En précisant l’âge minimum requis pour toucher des prestations de chômage ou l’âge de la retraite, l’Etat social définit les normes concernant l’emploi. Etat des lieux dans onze pays européens, dont la Suisse.

Par Jean-Pierre Tabin, professeur, Haute école de travail social et de la santé et Université de Lausanne

La protection sociale contre le risque chômage concerne en priorité le salariat [1]. L’assurance est en effet obligatoire pour les salarié-e-s dans dix des onze pays analysés dans le cadre d’une recherche récemment terminée (l’Allemagne, le Danemark, la France, la Grèce, l’Irlande, l’Italie, la Pologne, la Roumanie, le Royaume-Uni, la Suède et la Suisse, voir ci-dessous). Seul le Danemark a une assurance facultative (78 % de taux de couverture en 2007). Le paiement d’impôts sur les prestations chômage existe dans neuf des pays sous revue (pas d’impôt sur le revenu en Allemagne – mais un impôt sur le salaire retenu à la source – et aucun impôt en Roumanie), ce qui indique qu’elles sont également considérées de manière analogue à un salaire. Les indépendant-e-s ne sont par contre pas assurés de manière obligatoire (sauf en Allemagne, en Pologne et en Suède), signe de la normativité dominante du risque dans l’entreprenariat.

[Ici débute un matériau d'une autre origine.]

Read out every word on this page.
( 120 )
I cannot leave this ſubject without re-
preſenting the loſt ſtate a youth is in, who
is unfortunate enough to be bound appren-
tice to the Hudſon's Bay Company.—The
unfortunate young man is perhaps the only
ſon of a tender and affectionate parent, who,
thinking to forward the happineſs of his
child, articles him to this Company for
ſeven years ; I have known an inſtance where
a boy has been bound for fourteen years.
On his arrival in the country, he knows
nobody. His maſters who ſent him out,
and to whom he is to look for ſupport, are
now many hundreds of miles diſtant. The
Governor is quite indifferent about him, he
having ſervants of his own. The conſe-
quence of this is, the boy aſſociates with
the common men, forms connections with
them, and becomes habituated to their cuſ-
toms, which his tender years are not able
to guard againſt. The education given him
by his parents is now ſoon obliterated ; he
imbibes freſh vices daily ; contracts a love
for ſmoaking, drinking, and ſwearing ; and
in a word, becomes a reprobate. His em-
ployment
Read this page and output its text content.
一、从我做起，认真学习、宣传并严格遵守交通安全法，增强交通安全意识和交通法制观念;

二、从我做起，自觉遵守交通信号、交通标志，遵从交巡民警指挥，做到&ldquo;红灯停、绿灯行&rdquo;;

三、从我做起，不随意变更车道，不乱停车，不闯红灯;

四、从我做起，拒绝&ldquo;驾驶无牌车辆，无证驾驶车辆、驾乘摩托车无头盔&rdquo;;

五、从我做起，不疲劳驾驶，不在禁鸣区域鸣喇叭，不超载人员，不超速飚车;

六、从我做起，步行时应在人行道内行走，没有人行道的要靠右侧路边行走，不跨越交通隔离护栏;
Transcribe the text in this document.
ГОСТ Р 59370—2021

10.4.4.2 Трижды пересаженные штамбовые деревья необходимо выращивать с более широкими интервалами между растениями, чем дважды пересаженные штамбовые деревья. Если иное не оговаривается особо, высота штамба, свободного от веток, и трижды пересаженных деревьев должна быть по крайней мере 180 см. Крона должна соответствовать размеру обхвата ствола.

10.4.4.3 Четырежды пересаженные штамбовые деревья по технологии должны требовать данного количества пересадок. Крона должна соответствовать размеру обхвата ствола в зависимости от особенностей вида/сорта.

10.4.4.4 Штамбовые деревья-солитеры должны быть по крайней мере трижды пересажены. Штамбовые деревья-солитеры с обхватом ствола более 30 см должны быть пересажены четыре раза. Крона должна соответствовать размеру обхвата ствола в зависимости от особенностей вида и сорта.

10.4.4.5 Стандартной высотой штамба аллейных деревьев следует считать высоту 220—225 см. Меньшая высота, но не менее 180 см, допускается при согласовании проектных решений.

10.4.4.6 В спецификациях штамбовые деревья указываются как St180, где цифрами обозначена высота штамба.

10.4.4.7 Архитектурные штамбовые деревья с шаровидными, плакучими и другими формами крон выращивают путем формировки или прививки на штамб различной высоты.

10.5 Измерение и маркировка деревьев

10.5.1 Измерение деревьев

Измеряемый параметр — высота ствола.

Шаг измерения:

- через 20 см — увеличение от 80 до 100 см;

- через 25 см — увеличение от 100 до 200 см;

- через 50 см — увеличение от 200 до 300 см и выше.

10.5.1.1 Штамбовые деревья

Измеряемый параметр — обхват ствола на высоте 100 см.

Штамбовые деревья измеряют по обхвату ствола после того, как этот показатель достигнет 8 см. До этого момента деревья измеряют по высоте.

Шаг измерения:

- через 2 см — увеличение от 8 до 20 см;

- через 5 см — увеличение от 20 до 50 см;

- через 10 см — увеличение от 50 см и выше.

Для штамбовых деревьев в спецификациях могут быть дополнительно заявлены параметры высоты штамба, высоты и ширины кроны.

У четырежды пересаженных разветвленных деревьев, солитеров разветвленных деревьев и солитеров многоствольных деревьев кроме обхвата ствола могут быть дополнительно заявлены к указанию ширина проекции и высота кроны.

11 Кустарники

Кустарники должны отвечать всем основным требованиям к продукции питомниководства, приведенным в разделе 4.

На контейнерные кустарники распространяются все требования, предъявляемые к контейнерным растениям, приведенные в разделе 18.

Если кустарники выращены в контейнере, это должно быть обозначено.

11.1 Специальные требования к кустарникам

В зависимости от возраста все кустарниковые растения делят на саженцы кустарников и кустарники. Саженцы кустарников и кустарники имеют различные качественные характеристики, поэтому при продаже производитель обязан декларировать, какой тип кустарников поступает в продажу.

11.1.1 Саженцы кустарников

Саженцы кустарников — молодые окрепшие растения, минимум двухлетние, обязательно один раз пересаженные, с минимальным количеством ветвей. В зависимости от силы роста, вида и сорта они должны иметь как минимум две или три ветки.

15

Il ne suffit pas d’avoir un emploi salarié pour être protégé-e, il faut également être domicilié-e dans le pays, ce qui signifie à la fois qu’il faut avoir accompli les démarches administratives nécessaires pour être reconnu-e comme résident-e et qu’il faut avoir l’autorisation de les faire. Les exceptions à ce principe sont rares et précisées par les législations. Les personnes sans papiers qui occupent un emploi ne sont donc pas protégées.

En outre, pour pouvoir prétendre à des prestations, il faut avoir cotisé durant un temps déterminé, un an dans les deux tiers des pays sous revue, entre 4 et 9 mois ailleurs. Les personnes qui ont un emploi salarié, mais qui viennent d’immigrer, ne sont donc pas protégées, à moins qu’elles ne circulent entre des pays ayant signé un accord de sécurité sociale.

Ces cotisations doivent avoir été versées durant une période dite cadre qui va de 12 à 36 mois. Le rapport entre la durée obligatoire de cotisation et la période cadre permet d’observer que certains pays réclament des cotisations durant les trois quarts de la période cadre tandis que d’autres se contentent d’une cotisation durant la moitié ou moins de cette période. Ils indiquent la prégnance du modèle d’emploi masculin, sans interruption.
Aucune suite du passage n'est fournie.